En el drama moderno, la proliferación de hechos truncados no es aceptable porque nos extravía de la noción de causalidad inherente en la idea de verosimilitud, sin la cual no habría historia alguna.
Muy bien.
¿Pero qué sucede si aplicamos estas reglas sacrosantas a la adaptación cinematográfica de las novelas que constituyen Misterios de Lisboa? De los cien o más personajes que se encuentran y pierden unos a otros en la Lisboa de Castelo Branco, ni siquiera uno solo es capaz de explicar el porqué de sus acciones; acciones que son casi imperceptibles, con consecuencias impalpables y un futuro indescifrable.
De hecho, se me viene a la mente una parábola islámica. Ali le dice a su esposa:
―Si no llueve mañana, iré a trabajar a los campos; si llueve, me quedaré en casa.
Y su esposa le responde:
―Se te olvidó decir “Dios mediante.”
―¿Para qué? Sólo Dios puede decidir si lloverá o no.
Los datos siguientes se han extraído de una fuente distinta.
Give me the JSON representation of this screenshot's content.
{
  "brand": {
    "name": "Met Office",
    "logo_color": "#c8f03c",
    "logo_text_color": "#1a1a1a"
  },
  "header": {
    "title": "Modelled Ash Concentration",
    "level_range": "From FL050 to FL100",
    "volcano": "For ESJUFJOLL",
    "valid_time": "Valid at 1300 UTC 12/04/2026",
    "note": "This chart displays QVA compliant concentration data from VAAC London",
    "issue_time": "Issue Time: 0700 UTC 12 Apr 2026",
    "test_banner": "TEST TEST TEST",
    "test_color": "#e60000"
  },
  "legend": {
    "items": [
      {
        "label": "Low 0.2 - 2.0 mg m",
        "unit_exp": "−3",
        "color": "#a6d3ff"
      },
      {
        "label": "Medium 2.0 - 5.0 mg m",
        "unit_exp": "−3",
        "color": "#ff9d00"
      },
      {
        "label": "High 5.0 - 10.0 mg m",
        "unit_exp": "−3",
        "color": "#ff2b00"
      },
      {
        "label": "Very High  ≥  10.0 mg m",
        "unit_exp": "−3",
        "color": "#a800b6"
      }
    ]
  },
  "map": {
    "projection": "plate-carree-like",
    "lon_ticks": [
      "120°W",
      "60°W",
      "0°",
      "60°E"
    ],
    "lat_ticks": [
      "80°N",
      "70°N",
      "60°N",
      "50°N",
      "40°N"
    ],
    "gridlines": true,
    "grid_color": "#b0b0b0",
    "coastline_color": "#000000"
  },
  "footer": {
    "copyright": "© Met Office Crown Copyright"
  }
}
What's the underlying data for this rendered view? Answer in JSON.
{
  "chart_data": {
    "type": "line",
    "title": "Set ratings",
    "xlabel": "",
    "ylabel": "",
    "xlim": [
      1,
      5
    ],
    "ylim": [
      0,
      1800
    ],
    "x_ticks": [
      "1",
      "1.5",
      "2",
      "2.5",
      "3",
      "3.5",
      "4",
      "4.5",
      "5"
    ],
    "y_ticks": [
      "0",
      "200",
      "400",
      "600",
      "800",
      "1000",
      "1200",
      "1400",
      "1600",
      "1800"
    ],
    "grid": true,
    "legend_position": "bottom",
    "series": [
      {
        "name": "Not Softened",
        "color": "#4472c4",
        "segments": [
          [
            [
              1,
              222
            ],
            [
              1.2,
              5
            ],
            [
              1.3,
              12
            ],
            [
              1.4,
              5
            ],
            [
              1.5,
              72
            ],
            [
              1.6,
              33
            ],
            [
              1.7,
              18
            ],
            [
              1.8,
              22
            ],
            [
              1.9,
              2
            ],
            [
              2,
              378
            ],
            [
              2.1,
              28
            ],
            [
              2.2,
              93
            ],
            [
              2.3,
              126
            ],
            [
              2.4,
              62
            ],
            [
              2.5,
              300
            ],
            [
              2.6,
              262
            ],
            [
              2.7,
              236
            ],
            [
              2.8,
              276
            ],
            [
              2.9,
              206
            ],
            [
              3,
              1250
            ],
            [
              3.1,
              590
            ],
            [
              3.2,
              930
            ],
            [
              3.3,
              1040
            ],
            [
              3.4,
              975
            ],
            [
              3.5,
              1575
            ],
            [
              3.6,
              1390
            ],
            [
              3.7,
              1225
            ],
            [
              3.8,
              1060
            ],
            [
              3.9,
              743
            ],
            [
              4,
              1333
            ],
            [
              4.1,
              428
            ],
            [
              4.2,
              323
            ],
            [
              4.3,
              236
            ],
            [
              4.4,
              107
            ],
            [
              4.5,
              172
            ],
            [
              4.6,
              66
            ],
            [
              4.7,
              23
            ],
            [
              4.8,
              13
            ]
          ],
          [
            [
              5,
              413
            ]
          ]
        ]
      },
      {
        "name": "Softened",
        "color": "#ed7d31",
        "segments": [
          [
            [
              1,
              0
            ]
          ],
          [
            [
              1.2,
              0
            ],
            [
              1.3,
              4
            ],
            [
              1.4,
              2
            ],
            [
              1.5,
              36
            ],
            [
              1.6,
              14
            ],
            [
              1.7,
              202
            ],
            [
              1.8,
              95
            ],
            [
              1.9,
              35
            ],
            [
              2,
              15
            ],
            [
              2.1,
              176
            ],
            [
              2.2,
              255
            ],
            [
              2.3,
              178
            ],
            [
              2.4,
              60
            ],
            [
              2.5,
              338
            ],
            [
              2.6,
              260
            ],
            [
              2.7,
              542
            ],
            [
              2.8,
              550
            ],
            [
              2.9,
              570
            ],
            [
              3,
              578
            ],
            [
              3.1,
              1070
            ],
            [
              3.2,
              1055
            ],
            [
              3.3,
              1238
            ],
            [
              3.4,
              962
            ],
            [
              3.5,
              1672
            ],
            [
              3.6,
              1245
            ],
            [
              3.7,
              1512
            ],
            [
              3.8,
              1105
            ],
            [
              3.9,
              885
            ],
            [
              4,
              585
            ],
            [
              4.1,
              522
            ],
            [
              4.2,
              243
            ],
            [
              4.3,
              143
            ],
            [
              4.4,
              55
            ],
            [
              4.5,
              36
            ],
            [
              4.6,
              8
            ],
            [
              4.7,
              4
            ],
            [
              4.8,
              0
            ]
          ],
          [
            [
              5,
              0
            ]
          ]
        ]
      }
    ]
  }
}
Al día siguiente, no llueve. Ali va a los campos y unos bandidos lo atrapan. Luego las tropas del sultán arrestan a los bandidos y a Ali con ellos. Son enviados a las horcas, pero éstas son atacadas por barcos Cristianos. Ali es hecho prisionero y convertido en esclavo. Muchas otras cosas suceden. Pasan diez años. Ali regresa a casa. Golpea su puerta. Su esposa pregunta:
―¿Quién es?
―Soy Ali, tu esposo. Dios mediante.
Pero uno nunca sabe lo que Dios quiere, diría Camilo.
El Dios de Castelo Branco, su fatum, es caprichoso, le gustan los misterios y enigmas. Desencadena eventos que son extraños a cualquier tipo de lógica. Giros y vueltas caen del cielo como meteoritos.
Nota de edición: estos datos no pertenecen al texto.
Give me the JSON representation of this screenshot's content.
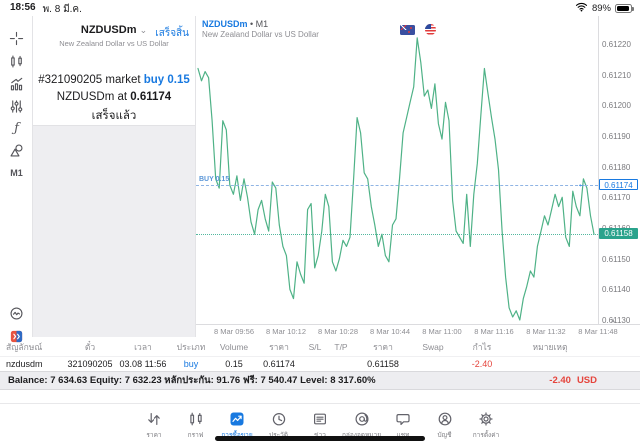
{
  "status_bar": {
    "time": "18:56",
    "date": "พ. 8 มี.ค.",
    "battery_percent": "89%"
  },
  "sidebar": {
    "timeframe_label": "M1",
    "function_label": "ƒ"
  },
  "order_dialog": {
    "symbol": "NZDUSDm",
    "description": "New Zealand Dollar vs US Dollar",
    "done_button": "เสร็จสิ้น",
    "line1_prefix": "#321090205 market ",
    "line1_highlight": "buy 0.15",
    "line2_prefix": "NZDUSDm at ",
    "line2_value": "0.61174",
    "line3": "เสร็จแล้ว"
  },
  "chart": {
    "symbol": "NZDUSDm",
    "timeframe_label": "• M1",
    "description": "New Zealand Dollar vs US Dollar",
    "buy_line_label": "BUY 0.15",
    "buy_arrow": "←",
    "ask_marker": "0.61174",
    "bid_marker": "0.61158",
    "axis_triangle": "▲"
  },
  "chart_data": {
    "type": "line",
    "title": "NZDUSDm M1 line chart",
    "x_labels": [
      "8 Mar 09:56",
      "8 Mar 10:12",
      "8 Mar 10:28",
      "8 Mar 10:44",
      "8 Mar 11:00",
      "8 Mar 11:16",
      "8 Mar 11:32",
      "8 Mar 11:48"
    ],
    "y_ticks": [
      "0.61220",
      "0.61210",
      "0.61200",
      "0.61190",
      "0.61180",
      "0.61170",
      "0.61160",
      "0.61150",
      "0.61140",
      "0.61130"
    ],
    "ylim": [
      0.61125,
      0.61225
    ],
    "buy_price": 0.61174,
    "current_price": 0.61158,
    "line_color": "#4fb287",
    "series": [
      {
        "name": "NZDUSDm bid",
        "values": [
          0.61212,
          0.61208,
          0.61211,
          0.61209,
          0.61195,
          0.61176,
          0.61173,
          0.61195,
          0.61192,
          0.61174,
          0.61171,
          0.61177,
          0.61169,
          0.61176,
          0.6117,
          0.61162,
          0.61158,
          0.61166,
          0.61169,
          0.61163,
          0.61159,
          0.61175,
          0.61173,
          0.61161,
          0.61154,
          0.61151,
          0.6114,
          0.61137,
          0.61149,
          0.61145,
          0.61142,
          0.61166,
          0.61168,
          0.61147,
          0.61151,
          0.61159,
          0.61171,
          0.61167,
          0.61149,
          0.61146,
          0.6115,
          0.61156,
          0.61154,
          0.61157,
          0.61176,
          0.61196,
          0.61191,
          0.61178,
          0.61176,
          0.61167,
          0.61161,
          0.61154,
          0.61158,
          0.61151,
          0.61149,
          0.61161,
          0.61163,
          0.61176,
          0.61191,
          0.61196,
          0.61201,
          0.61206,
          0.61222,
          0.61214,
          0.61203,
          0.61205,
          0.61199,
          0.61207,
          0.61194,
          0.61189,
          0.61201,
          0.61195,
          0.61169,
          0.61159,
          0.61157,
          0.61155,
          0.61171,
          0.61154,
          0.61171,
          0.61181,
          0.61197,
          0.61212,
          0.61204,
          0.61196,
          0.61189,
          0.61179,
          0.61159,
          0.61144,
          0.61134,
          0.61131,
          0.61133,
          0.6113,
          0.61137,
          0.61141,
          0.61146,
          0.61144,
          0.61154,
          0.61159,
          0.61164,
          0.61161,
          0.61166,
          0.61171,
          0.61167,
          0.6117,
          0.61157,
          0.61154,
          0.61172,
          0.61167,
          0.61164,
          0.61176,
          0.61173,
          0.61164,
          0.61158
        ]
      }
    ]
  },
  "positions_table": {
    "headers": [
      "สัญลักษณ์",
      "ตั๋ว",
      "เวลา",
      "ประเภท",
      "Volume",
      "ราคา",
      "S/L",
      "T/P",
      "ราคา",
      "Swap",
      "กำไร",
      "หมายเหตุ"
    ],
    "row": {
      "symbol": "nzdusdm",
      "ticket": "321090205",
      "time": "03.08 11:56",
      "type": "buy",
      "volume": "0.15",
      "price": "0.61174",
      "sl": "",
      "tp": "",
      "price2": "0.61158",
      "swap": "",
      "profit": "-2.40",
      "note": ""
    }
  },
  "account_bar": {
    "summary": "Balance: 7 634.63 Equity: 7 632.23 หลักประกัน: 91.76 ฟรี: 7 540.47 Level: 8 317.60%",
    "profit": "-2.40",
    "currency": "USD"
  },
  "tab_bar": {
    "items": [
      {
        "icon": "quotes-icon",
        "label": "ราคา",
        "active": false
      },
      {
        "icon": "chart-icon",
        "label": "กราฟ",
        "active": false
      },
      {
        "icon": "trade-icon",
        "label": "การซื้อขาย",
        "active": true
      },
      {
        "icon": "history-icon",
        "label": "ประวัติ",
        "active": false
      },
      {
        "icon": "news-icon",
        "label": "ข่าว",
        "active": false
      },
      {
        "icon": "mailbox-icon",
        "label": "กล่องจดหมาย",
        "active": false
      },
      {
        "icon": "chat-icon",
        "label": "แชท",
        "active": false
      },
      {
        "icon": "account-icon",
        "label": "บัญชี",
        "active": false
      },
      {
        "icon": "settings-icon",
        "label": "การตั้งค่า",
        "active": false
      }
    ]
  },
  "colors": {
    "accent": "#1879e0",
    "chart_line": "#4fb287",
    "bid_marker": "#2aa38c",
    "loss_red": "#e5443c"
  }
}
Veamos: Pedro da Silva es un huérfano, acogido y protegido por el Padre Dinis. Se convence a sí mismo (y a nosotros con él) que su estado actual es sólo transitorio y que un gran futuro le espera. Y así será (o casi).
Un día su madre aparece, la Condesa de Santa Bárbara.
Aprendemos que ella vive como prisionera en el palacio de su terrible marido. Hasta este punto, estamos en el medio de una típica saga melodramática del siglo diecinueve. Pero sucede que pronto, el malvado esposo se revela no tan malvado (¡es tan solo casi malo!), reconoce sus faltas y muere como un buen Cristiano, habiendo recibido el perdón de sus víctimas. Quizás un día hasta será santificado.
Y Pedro vuelve a su soledad. Su madre se une a un convento, en búsqueda de paz. La alcanza de hecho (o casi).
Veamos incluso más allá: el bandido Come-Cuchillos, un asesino ocasional, usa el dinero que le dio el Padre Dinis a cambio de salvar al recién nacido Pedro para convertirse en un rico capitalista. En cualquier caso, se arrepiente de sus crímenes tanto como deja de actuar pobremente. Y aun así, el deus ex machina de Castelo Branco no lo castiga. La monstruosa Anacleta, después de haber cometido numerosos delitos, se transforma en santa y hace milagros. En cuanto al Padre Dinis, abandona súbitamente el ministerio para partir a Oriente en búsqueda de iluminación. El propio Marqués de Montezelos, quien lideró la muerte de su nieto, entre otras infamias, no parece ser molestado por la policía ni por su consciencia.
Uno podría entonces multiplicar los ejemplos tomados de esta ficción en expansión. Tal como con sus ilustres predecesoras (Los misterios de París, Sin familia, Los dos huérfanos), los personajes de Misterios de Lisboa son víctimas, perfectos ejemplos de la vertiginosa movilidad social del siglo romántico que inventó la estética del suicidio y los derechos de autor, el culto a los cementerios y a las ruinas, la revolución del librepensamiento, el culto a las Edades Medias y la era industrial. Y tal como en ellas, las intrigas de Misterios de Lisboa entran y salen del sistema narrativo propuesto por Camilo, se enredan en su propio laberinto, relatando hechos improbables que usted termina dudando. La tormenta de desaventuras, de las cuales los tres volúmenes están hechos, nunca es seguida por un rayo de luz.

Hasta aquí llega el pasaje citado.